WWI CWGC cemetery in Gallipoli

Courtney's and Steel's Post Cemetery is a Commonwealth War Graves Commission cemetery located near ANZAC Cove on the Gallipoli peninsula in Turkey. It contains the graves of some of the former British Empire troops who died during the Gallipoli Campaign.

The campaign lasted eight months and was fought by British Empire and French forces against the Ottoman Empire in an attempt to force Turkey out of the war and to open a supply route to Russia through the Dardanelles and the Black Sea.

British, French and other Allied troops landed on the Gallipoli Peninsula on 25 April 1915 at Cape Helles in the south whilst Australian and New Zealand troops (the ANZAC corps) landed on the west coast.
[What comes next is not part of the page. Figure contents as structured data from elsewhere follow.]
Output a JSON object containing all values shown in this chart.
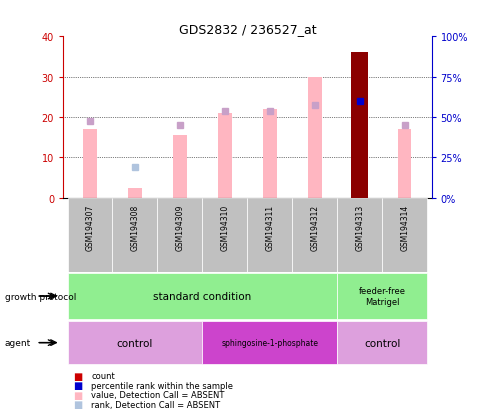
{
  "title": "GDS2832 / 236527_at",
  "samples": [
    "GSM194307",
    "GSM194308",
    "GSM194309",
    "GSM194310",
    "GSM194311",
    "GSM194312",
    "GSM194313",
    "GSM194314"
  ],
  "pink_bar_values": [
    17,
    2.5,
    15.5,
    21,
    22,
    30,
    0,
    17
  ],
  "pink_rank_values": [
    19,
    null,
    18,
    21.5,
    21.5,
    23,
    null,
    18
  ],
  "blue_rank_values": [
    null,
    7.5,
    null,
    null,
    null,
    null,
    null,
    null
  ],
  "dark_red_bar_idx": 6,
  "dark_red_bar_value": 36,
  "blue_dot_idx": 6,
  "blue_dot_value": 24,
  "ylim_left": [
    0,
    40
  ],
  "ylim_right": [
    0,
    100
  ],
  "yticks_left": [
    0,
    10,
    20,
    30,
    40
  ],
  "yticks_right": [
    0,
    25,
    50,
    75,
    100
  ],
  "ytick_labels_right": [
    "0%",
    "25%",
    "50%",
    "75%",
    "100%"
  ],
  "bar_width": 0.3,
  "pink_color": "#FFB6C1",
  "pink_rank_color": "#C8A0C8",
  "blue_dot_color": "#0000CD",
  "dark_red_color": "#8B0000",
  "light_blue_color": "#B0C4DE",
  "axis_left_color": "#CC0000",
  "axis_right_color": "#0000CC",
  "bg_color": "#FFFFFF",
  "sample_box_color": "#C0C0C0",
  "green_color": "#90EE90",
  "light_purple": "#DDA0DD",
  "dark_purple": "#CC44CC",
  "legend_colors": [
    "#CC0000",
    "#0000CD",
    "#FFB6C1",
    "#B0C4DE"
  ],
  "legend_labels": [
    "count",
    "percentile rank within the sample",
    "value, Detection Call = ABSENT",
    "rank, Detection Call = ABSENT"
  ]
}
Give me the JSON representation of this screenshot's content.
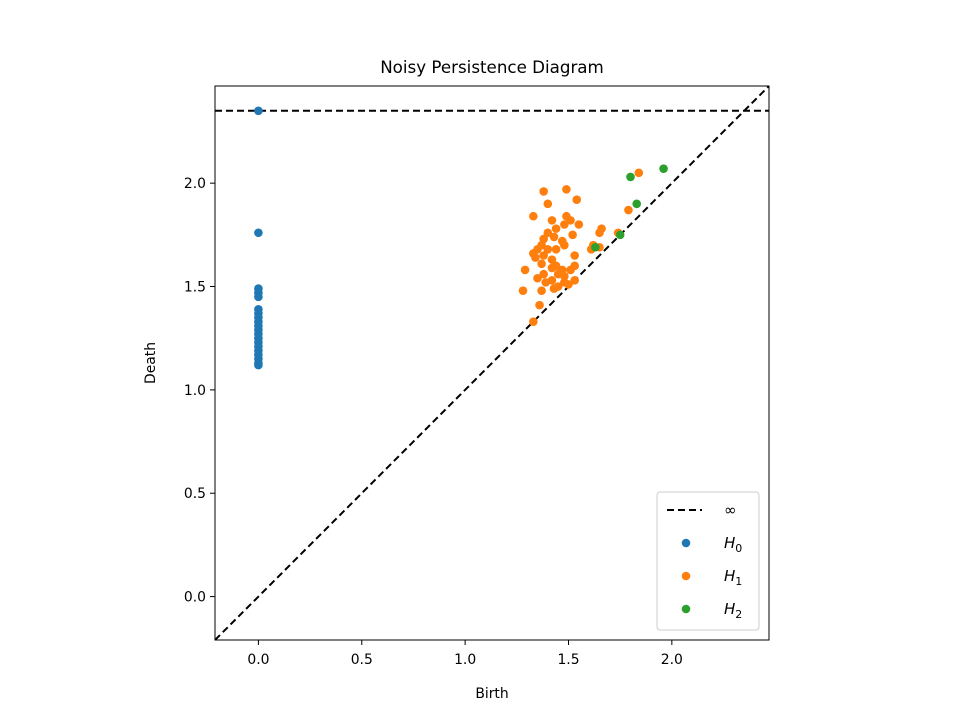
{
  "chart_data": {
    "type": "scatter",
    "title": "Noisy Persistence Diagram",
    "xlabel": "Birth",
    "ylabel": "Death",
    "xlim": [
      -0.21,
      2.47
    ],
    "ylim": [
      -0.21,
      2.47
    ],
    "xticks": [
      0.0,
      0.5,
      1.0,
      1.5,
      2.0
    ],
    "yticks": [
      0.0,
      0.5,
      1.0,
      1.5,
      2.0
    ],
    "xtick_labels": [
      "0.0",
      "0.5",
      "1.0",
      "1.5",
      "2.0"
    ],
    "ytick_labels": [
      "0.0",
      "0.5",
      "1.0",
      "1.5",
      "2.0"
    ],
    "infinity_line": 2.35,
    "legend_placement": "lower right",
    "legend": [
      {
        "kind": "line",
        "label": "∞",
        "color": "#000000"
      },
      {
        "kind": "point",
        "label": "H",
        "sub": "0",
        "color": "#1f77b4"
      },
      {
        "kind": "point",
        "label": "H",
        "sub": "1",
        "color": "#ff7f0e"
      },
      {
        "kind": "point",
        "label": "H",
        "sub": "2",
        "color": "#2ca02c"
      }
    ],
    "series": [
      {
        "name": "H0",
        "color": "#1f77b4",
        "points": [
          [
            0,
            2.35
          ],
          [
            0,
            1.76
          ],
          [
            0,
            1.49
          ],
          [
            0,
            1.47
          ],
          [
            0,
            1.45
          ],
          [
            0,
            1.39
          ],
          [
            0,
            1.37
          ],
          [
            0,
            1.35
          ],
          [
            0,
            1.33
          ],
          [
            0,
            1.31
          ],
          [
            0,
            1.29
          ],
          [
            0,
            1.27
          ],
          [
            0,
            1.25
          ],
          [
            0,
            1.23
          ],
          [
            0,
            1.21
          ],
          [
            0,
            1.19
          ],
          [
            0,
            1.17
          ],
          [
            0,
            1.15
          ],
          [
            0,
            1.13
          ],
          [
            0,
            1.12
          ]
        ]
      },
      {
        "name": "H1",
        "color": "#ff7f0e",
        "points": [
          [
            1.49,
            1.97
          ],
          [
            1.38,
            1.96
          ],
          [
            1.4,
            1.9
          ],
          [
            1.54,
            1.92
          ],
          [
            1.33,
            1.84
          ],
          [
            1.42,
            1.82
          ],
          [
            1.49,
            1.84
          ],
          [
            1.51,
            1.82
          ],
          [
            1.48,
            1.8
          ],
          [
            1.55,
            1.8
          ],
          [
            1.44,
            1.78
          ],
          [
            1.4,
            1.76
          ],
          [
            1.43,
            1.74
          ],
          [
            1.38,
            1.73
          ],
          [
            1.47,
            1.72
          ],
          [
            1.52,
            1.75
          ],
          [
            1.37,
            1.7
          ],
          [
            1.4,
            1.68
          ],
          [
            1.44,
            1.68
          ],
          [
            1.35,
            1.68
          ],
          [
            1.48,
            1.7
          ],
          [
            1.33,
            1.66
          ],
          [
            1.38,
            1.65
          ],
          [
            1.34,
            1.64
          ],
          [
            1.53,
            1.65
          ],
          [
            1.42,
            1.63
          ],
          [
            1.37,
            1.61
          ],
          [
            1.44,
            1.6
          ],
          [
            1.47,
            1.58
          ],
          [
            1.51,
            1.58
          ],
          [
            1.53,
            1.6
          ],
          [
            1.42,
            1.59
          ],
          [
            1.38,
            1.56
          ],
          [
            1.45,
            1.56
          ],
          [
            1.48,
            1.55
          ],
          [
            1.29,
            1.58
          ],
          [
            1.35,
            1.54
          ],
          [
            1.42,
            1.53
          ],
          [
            1.53,
            1.53
          ],
          [
            1.39,
            1.52
          ],
          [
            1.48,
            1.52
          ],
          [
            1.45,
            1.5
          ],
          [
            1.5,
            1.51
          ],
          [
            1.37,
            1.48
          ],
          [
            1.28,
            1.48
          ],
          [
            1.43,
            1.49
          ],
          [
            1.36,
            1.41
          ],
          [
            1.33,
            1.33
          ],
          [
            1.66,
            1.78
          ],
          [
            1.65,
            1.76
          ],
          [
            1.79,
            1.87
          ],
          [
            1.74,
            1.76
          ],
          [
            1.62,
            1.7
          ],
          [
            1.61,
            1.68
          ],
          [
            1.84,
            2.05
          ],
          [
            1.65,
            1.69
          ]
        ]
      },
      {
        "name": "H2",
        "color": "#2ca02c",
        "points": [
          [
            1.96,
            2.07
          ],
          [
            1.8,
            2.03
          ],
          [
            1.83,
            1.9
          ],
          [
            1.63,
            1.69
          ],
          [
            1.75,
            1.75
          ]
        ]
      }
    ]
  }
}
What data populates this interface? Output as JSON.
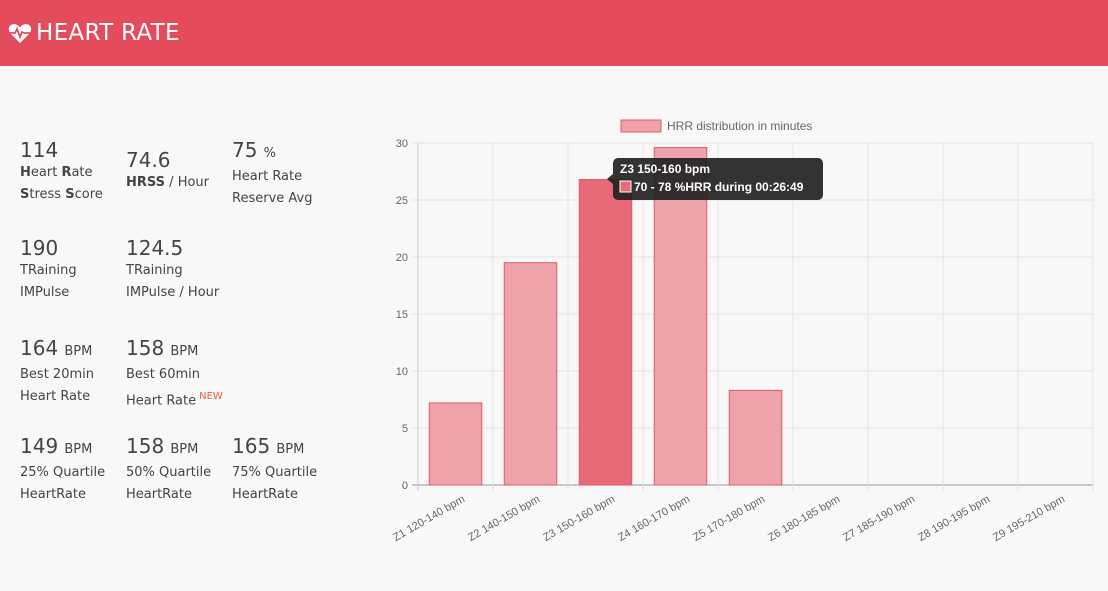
{
  "header": {
    "title": "HEART RATE",
    "icon": "heartbeat-icon",
    "bg_color": "#e44c5c"
  },
  "stats": [
    {
      "value": "114",
      "unit": "",
      "line1": [
        {
          "t": "H",
          "b": true
        },
        {
          "t": "eart ",
          "b": false
        },
        {
          "t": "R",
          "b": true
        },
        {
          "t": "ate",
          "b": false
        }
      ],
      "line2": [
        {
          "t": "S",
          "b": true
        },
        {
          "t": "tress ",
          "b": false
        },
        {
          "t": "S",
          "b": true
        },
        {
          "t": "core",
          "b": false
        }
      ]
    },
    {
      "value": "74.6",
      "unit": "",
      "line1": [
        {
          "t": "HRSS",
          "b": true
        },
        {
          "t": " / Hour",
          "b": false
        }
      ],
      "line2": []
    },
    {
      "value": "75",
      "unit": "%",
      "line1": [
        {
          "t": "Heart Rate",
          "b": false
        }
      ],
      "line2": [
        {
          "t": "Reserve Avg",
          "b": false
        }
      ]
    },
    {
      "value": "190",
      "unit": "",
      "line1": [
        {
          "t": "TRaining",
          "b": false
        }
      ],
      "line2": [
        {
          "t": "IMPulse",
          "b": false
        }
      ]
    },
    {
      "value": "124.5",
      "unit": "",
      "line1": [
        {
          "t": "TRaining",
          "b": false
        }
      ],
      "line2": [
        {
          "t": "IMPulse / Hour",
          "b": false
        }
      ]
    },
    {
      "value": "164",
      "unit": "BPM",
      "line1": [
        {
          "t": "Best 20min",
          "b": false
        }
      ],
      "line2": [
        {
          "t": "Heart Rate",
          "b": false
        }
      ]
    },
    {
      "value": "158",
      "unit": "BPM",
      "line1": [
        {
          "t": "Best 60min",
          "b": false
        }
      ],
      "line2": [
        {
          "t": "Heart Rate",
          "b": false
        }
      ],
      "badge": "NEW"
    },
    {
      "value": "149",
      "unit": "BPM",
      "line1": [
        {
          "t": "25% Quartile",
          "b": false
        }
      ],
      "line2": [
        {
          "t": "HeartRate",
          "b": false
        }
      ]
    },
    {
      "value": "158",
      "unit": "BPM",
      "line1": [
        {
          "t": "50% Quartile",
          "b": false
        }
      ],
      "line2": [
        {
          "t": "HeartRate",
          "b": false
        }
      ]
    },
    {
      "value": "165",
      "unit": "BPM",
      "line1": [
        {
          "t": "75% Quartile",
          "b": false
        }
      ],
      "line2": [
        {
          "t": "HeartRate",
          "b": false
        }
      ]
    }
  ],
  "chart_data": {
    "type": "bar",
    "title": "",
    "legend": "HRR distribution in minutes",
    "legend_position": "top",
    "xlabel": "",
    "ylabel": "",
    "ylim": [
      0,
      30
    ],
    "yticks": [
      0,
      5,
      10,
      15,
      20,
      25,
      30
    ],
    "grid": true,
    "categories": [
      "Z1 120-140 bpm",
      "Z2 140-150 bpm",
      "Z3 150-160 bpm",
      "Z4 160-170 bpm",
      "Z5 170-180 bpm",
      "Z6 180-185 bpm",
      "Z7 185-190 bpm",
      "Z8 190-195 bpm",
      "Z9 195-210 bpm"
    ],
    "series": [
      {
        "name": "HRR distribution in minutes",
        "values": [
          7.2,
          19.5,
          26.8,
          29.6,
          8.3,
          0,
          0,
          0,
          0
        ]
      }
    ],
    "bar_color": "#eea3aa",
    "bar_border": "#e15b68",
    "highlight_color": "#e66a78",
    "highlight_index": 2,
    "tooltip": {
      "title": "Z3 150-160 bpm",
      "body": "70 - 78 %HRR during 00:26:49"
    }
  }
}
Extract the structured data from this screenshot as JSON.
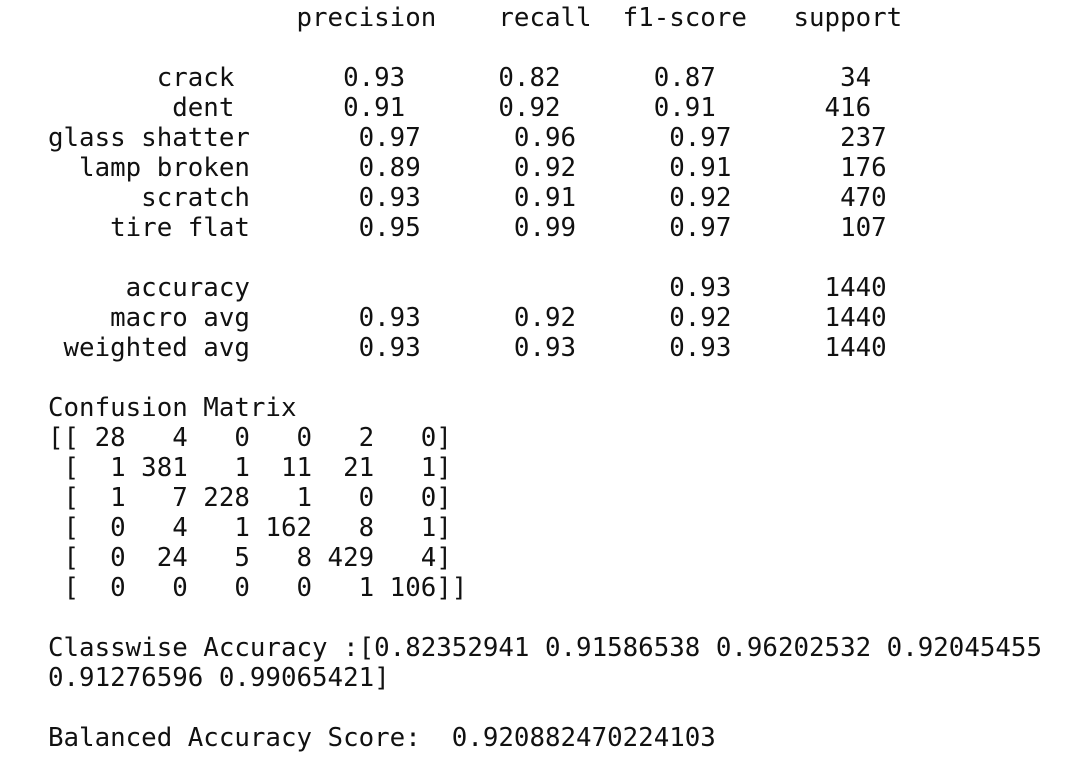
{
  "output": {
    "lines": [
      "                precision    recall  f1-score   support",
      "",
      "       crack       0.93      0.82      0.87        34",
      "        dent       0.91      0.92      0.91       416",
      "glass shatter       0.97      0.96      0.97       237",
      "  lamp broken       0.89      0.92      0.91       176",
      "      scratch       0.93      0.91      0.92       470",
      "    tire flat       0.95      0.99      0.97       107",
      "",
      "     accuracy                           0.93      1440",
      "    macro avg       0.93      0.92      0.92      1440",
      " weighted avg       0.93      0.93      0.93      1440",
      "",
      "Confusion Matrix",
      "[[ 28   4   0   0   2   0]",
      " [  1 381   1  11  21   1]",
      " [  1   7 228   1   0   0]",
      " [  0   4   1 162   8   1]",
      " [  0  24   5   8 429   4]",
      " [  0   0   0   0   1 106]]",
      "",
      "Classwise Accuracy :[0.82352941 0.91586538 0.96202532 0.92045455",
      "0.91276596 0.99065421]",
      "",
      "Balanced Accuracy Score:  0.920882470224103"
    ]
  }
}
Courtney's Post was named after Lieutenant-Colonel Richard Courtney of the 14th Australian Infantry Battalion who took command of it on 27 April. Steel's Post, named after Major Thomas Steel was just to the South West of it. Both positions were captured on the day of the landings and held until the Allies withdrew in December. The cemetery contains special memorials to 58 casualties believed to be buried amongst 160 unidentified graves.

==Spelling==
Steel's Post was officially, but incorrectly, named Steele's Post. The inscription on the cemetery follows this spelling and labels it Courtney's and Steele's Post but the CWGC lists the cemetery as Courtney's and Steel's Post.